In order to satisfy the above explanations, WSVM-FRS creates a map of data importance by computing ED in the form of (21).

$$ {\text{ED}}(x_{i} ) = - \sum\limits_{{x_{i} \in R^{d} }} {\mu_{{\overline{{F_{{{\text{IR}},\mu_{F} }} }} }} (x_{i} )\log_{2} \mu_{{\underline{{F_{{{\text{IR}}}} ,_{{\mu_{F} }} }} }} (x_{i} )} $$
(21)

Therefore, in this paper, ED concludes that both lower and upper approximation memberships are proposed as certainty index. In fact, ED gains a general perspective of sample’s roles by the upper approximation membership. Following this, the lower approximation membership, which computes restricted relation between samples and the decision boundary, is added to ED to improve the level of samples, which are certainly in the decision boundary. Then, it maps to range of [0, 1].
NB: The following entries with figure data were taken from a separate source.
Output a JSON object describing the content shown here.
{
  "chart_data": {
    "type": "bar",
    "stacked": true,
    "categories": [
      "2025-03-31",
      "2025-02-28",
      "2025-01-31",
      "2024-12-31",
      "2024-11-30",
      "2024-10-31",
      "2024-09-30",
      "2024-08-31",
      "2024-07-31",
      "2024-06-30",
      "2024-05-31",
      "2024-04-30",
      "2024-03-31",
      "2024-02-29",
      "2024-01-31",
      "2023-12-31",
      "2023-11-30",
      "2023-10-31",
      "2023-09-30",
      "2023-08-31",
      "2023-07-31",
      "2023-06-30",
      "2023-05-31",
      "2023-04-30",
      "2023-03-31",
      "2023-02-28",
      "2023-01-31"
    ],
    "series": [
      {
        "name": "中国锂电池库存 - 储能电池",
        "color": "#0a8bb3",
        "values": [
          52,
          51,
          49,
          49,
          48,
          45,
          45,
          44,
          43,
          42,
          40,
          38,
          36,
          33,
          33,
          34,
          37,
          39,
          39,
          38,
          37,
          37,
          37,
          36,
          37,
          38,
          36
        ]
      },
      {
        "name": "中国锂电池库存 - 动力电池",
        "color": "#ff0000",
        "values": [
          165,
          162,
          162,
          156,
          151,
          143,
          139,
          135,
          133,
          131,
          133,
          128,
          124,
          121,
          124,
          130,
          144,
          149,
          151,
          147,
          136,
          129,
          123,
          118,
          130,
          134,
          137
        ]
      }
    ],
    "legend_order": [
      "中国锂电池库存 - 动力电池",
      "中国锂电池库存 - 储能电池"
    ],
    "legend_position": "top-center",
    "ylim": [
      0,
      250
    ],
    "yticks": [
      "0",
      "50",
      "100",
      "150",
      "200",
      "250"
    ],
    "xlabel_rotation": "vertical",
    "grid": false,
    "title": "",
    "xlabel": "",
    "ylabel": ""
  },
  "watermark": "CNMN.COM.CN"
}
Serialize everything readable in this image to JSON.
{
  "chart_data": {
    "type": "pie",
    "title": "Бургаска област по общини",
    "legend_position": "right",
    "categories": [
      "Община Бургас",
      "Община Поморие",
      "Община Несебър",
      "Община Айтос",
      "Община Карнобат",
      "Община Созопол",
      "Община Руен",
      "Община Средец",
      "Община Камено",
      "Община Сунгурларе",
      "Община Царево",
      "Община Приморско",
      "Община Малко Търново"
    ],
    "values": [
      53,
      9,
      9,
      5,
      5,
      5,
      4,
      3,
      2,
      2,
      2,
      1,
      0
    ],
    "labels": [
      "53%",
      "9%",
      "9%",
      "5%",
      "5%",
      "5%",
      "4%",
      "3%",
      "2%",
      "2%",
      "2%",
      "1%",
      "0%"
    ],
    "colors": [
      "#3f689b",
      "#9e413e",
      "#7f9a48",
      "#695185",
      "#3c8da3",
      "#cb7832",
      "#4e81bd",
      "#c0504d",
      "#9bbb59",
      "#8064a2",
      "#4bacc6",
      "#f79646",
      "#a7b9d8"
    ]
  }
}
In addition to assigning certain values as ED to each sample, kernel function is also used for mapping data to hyper dimension φ(.). The advantages of this mapping appear when inner product is displayed in optimization formula, then it can be replaced with the kernel trick. WSVM-FRS can be optimized as follows to discover boundary:

$$ \begin{aligned} & \min \;\frac{1}{2}\,\left\| W \right\|^{2} + C\sum\limits_{i = 1}^{N} {{\text{ED}}(x_{i} )\xi_{i} } \\ & s.t\;y_{i} (w^{\tau } \phi (x_{i} ) + b) \ge 1 - \xi_{i} ; \\ & \quad \xi_{i} \ge 0;\;i = 1, \ldots ,N. \\ \end{aligned} $$
(22)

This optimization turns into differentiable form below by adding \(\alpha_{i} \ge 0\) and \(\mu_{i} \ge 0\) as positive Lagrange values:

$$ \begin{aligned} & L(w,b,\alpha ) = \min \frac{1}{2}\left\| w \right\|^{2} + C\sum\limits_{i = 1}^{N} {{\text{ED}}(x_{i} )\xi_{i} } - \sum\limits_{i = 1}^{N} {\alpha_{i} \left[ {y_{i} (w^{\tau } \phi (x_{i} ) + b) - 1 + \xi_{i} } \right]} - \sum\limits_{i = 1}^{N} {\xi_{i} } \mu_{i} \\ & s.t\;\alpha_{i} \ge 0;\;\mu_{i} \ge 0,i = 1, \ldots ,N. \\ \end{aligned} $$
(23)

Since minimization of (23) is reachable by minimization of \(w,b,\xi_{i}\) and maximization of \(\alpha_{i} ,\mu_{i} ,\) partial derivations of \(w,b,\xi_{i}\) have been set to zero as follows:

$$ \frac{\partial L(w,b,\alpha )}{{\partial w}} = 0 \Rightarrow w - \sum\limits_{i = 1}^{N} {\alpha_{i} y_{i} \phi (x_{i} )} = 0 \Rightarrow w = \sum\limits_{i = 1}^{N} {\alpha_{i} y_{i} \phi (x_{i} )} $$
(24)
$$ \frac{\partial L(w,b,\alpha )}{{\partial b}} = 0 \Rightarrow \sum\limits_{i = 1}^{N} {\alpha_{i} y_{i} = 0} $$
(25)
$$ \begin{aligned} \frac{\partial L(w,b,\alpha )}{{\partial \xi_{i} }} & = 0 \Rightarrow \sum\limits_{i = 1}^{N} C \times {\text{ED}}(x_{i} ) - \sum\limits_{i = 1}^{N} {\alpha_{i} } - \sum\limits_{i = 1}^{N} {\mu_{i} } \\ & = 0 \Rightarrow \sum\limits_{i = 1}^{N} {(C - \alpha_{i} - \mu_{i} )} = 0\mathop \Rightarrow \limits^{{\alpha_{i} \ge 0,\mu_{i} \ge 0}} C = \alpha_{i} + \mu_{i} \\ & \Rightarrow 0 \le \alpha_{i} \le C,0 \le \mu_{i} \le C. \\ \end{aligned} $$
(26)

By replacing equations of (24) and (25) with (26), a form of DB is constructed in the form of (27):

$$ \begin{aligned} & \min \;\frac{1}{2}\sum\limits_{i} {\sum\limits_{j} {\alpha_{i} \alpha_{j} y_{i} y_{j} k(x_{i} ,x_{j} )} } - \sum\limits_{i} {\alpha_{i} } \\ & s.t\;\sum\limits_{i} {\alpha_{i} y_{i} } = 0;\;0 \le \alpha_{i} \le C \times {\text{ED}}(x_{i} ),\forall i. \\ \end{aligned} $$
(27)

The above form of optimization can be solved by the well-known quadratic optimization. Positive results of (27) describe support vectors (SVs). These special samples show the boundary and bias toward special ones.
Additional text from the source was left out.